The present invention relates to a centrifugal pump and an impeller thereof. The present invention especially relates to modifying an impeller of a centrifugal pump in such a way that the pump may be used without a risk of damaging a shaft seal or the like at capacities higher than that of the optimal operating point.
It is already known that when pumping liquid or a suspension by a centrifugal pump, liquid is entrained into a space behind the impeller of the centrifugal pump when working vanes of the impeller increase the pressure of the liquid in front of the impeller. Thereby, the liquid to be pumped in addition to being discharged through the pressure opening of the pump to the pressure conduit also tends to fill the space behind the impeller with a pressurized liquid. Although the liquid between the impeller and the rear wall of the pump rotates, on the average, half the speed of the impeller (provided that there are no so-called rear vanes or like ribs on the impeller shroud) and thus, while generating centrifugal force, reduces to a certain extent the pressure prevailing in the sealing space behind the impeller in the area of the shaft of the pump, a considerable pressure, however, as one would expect affects also the shaft seals in connection with the rear wall of the pump or behind it. Partially, therefore, so-called rear vanes have been arranged on the rear face of the impeller shroud, which rear vanes pump the liquid having entered the space outwards, whereby the pressure in the space behind the impeller substantially decreases.

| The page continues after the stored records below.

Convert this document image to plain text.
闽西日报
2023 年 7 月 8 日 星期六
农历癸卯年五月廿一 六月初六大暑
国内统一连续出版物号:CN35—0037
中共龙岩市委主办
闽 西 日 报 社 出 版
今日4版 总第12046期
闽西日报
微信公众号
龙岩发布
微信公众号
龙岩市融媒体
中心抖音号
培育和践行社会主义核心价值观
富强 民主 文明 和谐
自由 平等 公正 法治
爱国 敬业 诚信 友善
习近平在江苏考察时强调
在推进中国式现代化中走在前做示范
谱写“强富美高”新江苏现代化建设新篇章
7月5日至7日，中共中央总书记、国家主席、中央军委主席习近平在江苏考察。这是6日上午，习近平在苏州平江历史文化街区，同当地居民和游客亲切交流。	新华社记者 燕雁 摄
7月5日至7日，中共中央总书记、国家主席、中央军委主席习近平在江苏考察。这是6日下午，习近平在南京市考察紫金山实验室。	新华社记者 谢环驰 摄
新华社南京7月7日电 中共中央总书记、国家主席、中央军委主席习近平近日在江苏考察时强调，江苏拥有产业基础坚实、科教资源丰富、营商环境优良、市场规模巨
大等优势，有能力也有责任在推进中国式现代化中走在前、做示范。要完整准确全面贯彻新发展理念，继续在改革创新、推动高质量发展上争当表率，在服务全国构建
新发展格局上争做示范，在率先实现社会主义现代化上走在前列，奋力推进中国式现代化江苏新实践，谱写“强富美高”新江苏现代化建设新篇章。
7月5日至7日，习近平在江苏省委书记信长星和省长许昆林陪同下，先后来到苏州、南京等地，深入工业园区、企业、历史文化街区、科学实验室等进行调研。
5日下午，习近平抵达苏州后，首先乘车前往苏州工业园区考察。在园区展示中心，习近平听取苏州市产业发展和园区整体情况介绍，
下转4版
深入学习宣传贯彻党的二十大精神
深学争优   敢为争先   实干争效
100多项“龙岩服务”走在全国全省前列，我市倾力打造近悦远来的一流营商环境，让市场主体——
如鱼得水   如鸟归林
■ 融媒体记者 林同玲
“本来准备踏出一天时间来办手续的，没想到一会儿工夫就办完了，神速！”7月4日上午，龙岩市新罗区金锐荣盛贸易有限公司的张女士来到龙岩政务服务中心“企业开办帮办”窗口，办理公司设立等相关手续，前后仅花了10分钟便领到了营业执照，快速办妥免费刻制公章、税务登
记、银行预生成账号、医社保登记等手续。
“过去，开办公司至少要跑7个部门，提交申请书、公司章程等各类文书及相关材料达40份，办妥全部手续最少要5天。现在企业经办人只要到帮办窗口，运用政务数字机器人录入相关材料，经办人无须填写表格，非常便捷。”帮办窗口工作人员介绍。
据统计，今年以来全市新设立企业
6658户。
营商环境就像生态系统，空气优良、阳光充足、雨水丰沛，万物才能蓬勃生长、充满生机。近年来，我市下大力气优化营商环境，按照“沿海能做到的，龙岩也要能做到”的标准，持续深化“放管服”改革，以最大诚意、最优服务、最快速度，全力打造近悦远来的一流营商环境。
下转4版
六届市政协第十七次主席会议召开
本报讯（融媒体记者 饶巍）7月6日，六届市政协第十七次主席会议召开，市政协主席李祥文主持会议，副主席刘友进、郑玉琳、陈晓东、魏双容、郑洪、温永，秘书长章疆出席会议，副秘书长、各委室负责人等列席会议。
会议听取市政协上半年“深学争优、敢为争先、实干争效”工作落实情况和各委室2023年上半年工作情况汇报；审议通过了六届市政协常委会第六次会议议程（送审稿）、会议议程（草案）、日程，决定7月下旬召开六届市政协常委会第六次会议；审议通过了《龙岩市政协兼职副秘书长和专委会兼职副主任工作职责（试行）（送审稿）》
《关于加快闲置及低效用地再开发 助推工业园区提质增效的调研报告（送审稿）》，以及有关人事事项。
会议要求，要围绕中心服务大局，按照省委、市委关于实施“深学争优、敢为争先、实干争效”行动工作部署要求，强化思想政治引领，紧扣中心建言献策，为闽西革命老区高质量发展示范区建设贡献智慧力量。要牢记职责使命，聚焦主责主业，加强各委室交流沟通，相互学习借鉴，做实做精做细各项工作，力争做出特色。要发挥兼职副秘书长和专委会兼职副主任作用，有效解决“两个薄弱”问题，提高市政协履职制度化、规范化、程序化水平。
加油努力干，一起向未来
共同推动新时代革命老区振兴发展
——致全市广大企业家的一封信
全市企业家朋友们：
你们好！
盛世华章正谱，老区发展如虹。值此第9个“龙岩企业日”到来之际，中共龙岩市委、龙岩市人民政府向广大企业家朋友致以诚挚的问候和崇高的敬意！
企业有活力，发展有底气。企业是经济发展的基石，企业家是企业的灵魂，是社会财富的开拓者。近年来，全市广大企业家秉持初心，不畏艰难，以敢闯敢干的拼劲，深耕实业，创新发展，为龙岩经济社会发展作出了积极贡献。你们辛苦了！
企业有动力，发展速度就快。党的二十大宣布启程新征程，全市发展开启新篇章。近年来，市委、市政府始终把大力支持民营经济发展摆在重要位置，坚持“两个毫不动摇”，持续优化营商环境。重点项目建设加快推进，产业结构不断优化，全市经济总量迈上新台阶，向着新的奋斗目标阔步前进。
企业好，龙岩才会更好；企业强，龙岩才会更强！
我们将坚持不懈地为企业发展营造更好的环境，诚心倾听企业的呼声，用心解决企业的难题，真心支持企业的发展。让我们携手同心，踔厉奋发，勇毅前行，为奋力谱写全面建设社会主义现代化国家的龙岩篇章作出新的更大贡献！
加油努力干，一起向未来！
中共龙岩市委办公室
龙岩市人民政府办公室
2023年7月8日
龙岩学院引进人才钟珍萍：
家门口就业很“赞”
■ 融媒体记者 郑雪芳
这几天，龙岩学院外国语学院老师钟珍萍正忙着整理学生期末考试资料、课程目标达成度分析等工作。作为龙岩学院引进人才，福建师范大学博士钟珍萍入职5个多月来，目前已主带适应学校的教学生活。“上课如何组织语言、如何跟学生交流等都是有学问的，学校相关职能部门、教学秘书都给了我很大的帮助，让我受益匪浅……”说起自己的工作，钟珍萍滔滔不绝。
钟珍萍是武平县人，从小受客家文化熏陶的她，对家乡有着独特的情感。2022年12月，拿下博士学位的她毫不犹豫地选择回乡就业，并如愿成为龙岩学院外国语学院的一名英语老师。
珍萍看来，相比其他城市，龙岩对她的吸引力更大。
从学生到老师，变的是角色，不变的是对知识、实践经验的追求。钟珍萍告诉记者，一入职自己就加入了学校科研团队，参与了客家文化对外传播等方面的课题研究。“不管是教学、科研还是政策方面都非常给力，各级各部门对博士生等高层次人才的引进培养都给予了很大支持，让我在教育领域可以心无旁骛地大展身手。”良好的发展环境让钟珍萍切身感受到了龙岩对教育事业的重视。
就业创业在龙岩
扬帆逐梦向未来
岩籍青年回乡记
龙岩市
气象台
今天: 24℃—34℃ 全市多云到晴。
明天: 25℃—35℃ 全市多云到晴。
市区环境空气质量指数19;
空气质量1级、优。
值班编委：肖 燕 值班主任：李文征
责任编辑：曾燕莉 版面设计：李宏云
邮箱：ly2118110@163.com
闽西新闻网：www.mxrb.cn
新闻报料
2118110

The rear vanes must, however, be dimensioned so that they operate optimally only in a certain capacity range of the pump, whereby deviation in either direction from the capacity range results in that the pressure prevailing within the area of the rear vanes and also in the seal space changes. If the output of the pump is increased, the rear vanes generate, in the worst scenario, a negative pressure, which can, at its worst, also make the liquid in the seal space boil, especially when pumping liquids at a higher temperature. Correspondingly, when decreasing the capacity, for example, by constricting such by a valve, the pressure behind the impeller increases and the stresses increase. At the same time, as one would expect, the stress on the bearings also increases.
For a corresponding purpose, i.e. for balancing the pressure prevailing on the different sides of the impeller, it is also suggested that balancing holes be used, which are holes parallel to the axis of the pump made in the impeller shroud close to the hub of the impeller, through which the liquid from the side of the impeller where the pressure is higher is allowed to be discharged to the area of the lower pressure. In other words, the flow in the balancing holes may be in either direction.
However, although both balancing methods are in use, it has been noticed that when moving along a so-called pump curve in the H, Q (head, capacity) chart, i.e. to the right in the direction of higher capacity, the balancing in accordance with the prior art is not always capable of sufficiently preventing the pressure in the sealing space from dropping below the pressure prevailing in front of the impeller of the pump. This is problematic because the negative pressure in the sealing space leads to the fact that the lubricating effect of the liquid to be pumped or other liquid on seals decreases when the liquid escapes from the seals. Depending on the seal type, the escaping of the liquid from the seal may cause the seal to run dry, which with some seal types can very quickly lead to a damaged seal.
Another seal type to be used in the centrifugal pumps is a so-called dynamic seal, the operation of which is based on the operation of a rotor rotating in a separate chamber behind the rear wall of the pump. In favorable pressure conditions, the rotor comprising a substantially radial disc and vanes arranged on the rear surface thereof relative to the impeller of the pump rotates a liquid ring in the chamber in such a way that the liquid ring seals the space between the disc and the wall of the chamber, sealing at the same time the pump itself. If such a rotary liquid ring is subjected to a pressure difference high enough, the liquid ring will escape towards the lower pressure. If a pressure lower than that of the atmosphere is generated behind the impeller of the pump, it tends to draw the liquid ring out of the seal chamber. If this takes place, air is allowed to flow without problems from behind the pump into the pump. Air can also flow in a corresponding manner through the mechanical shaft sealing of the pump into the pump. The effect of the leaking of air on the pumping itself is that air, at its worst, stops the pumping.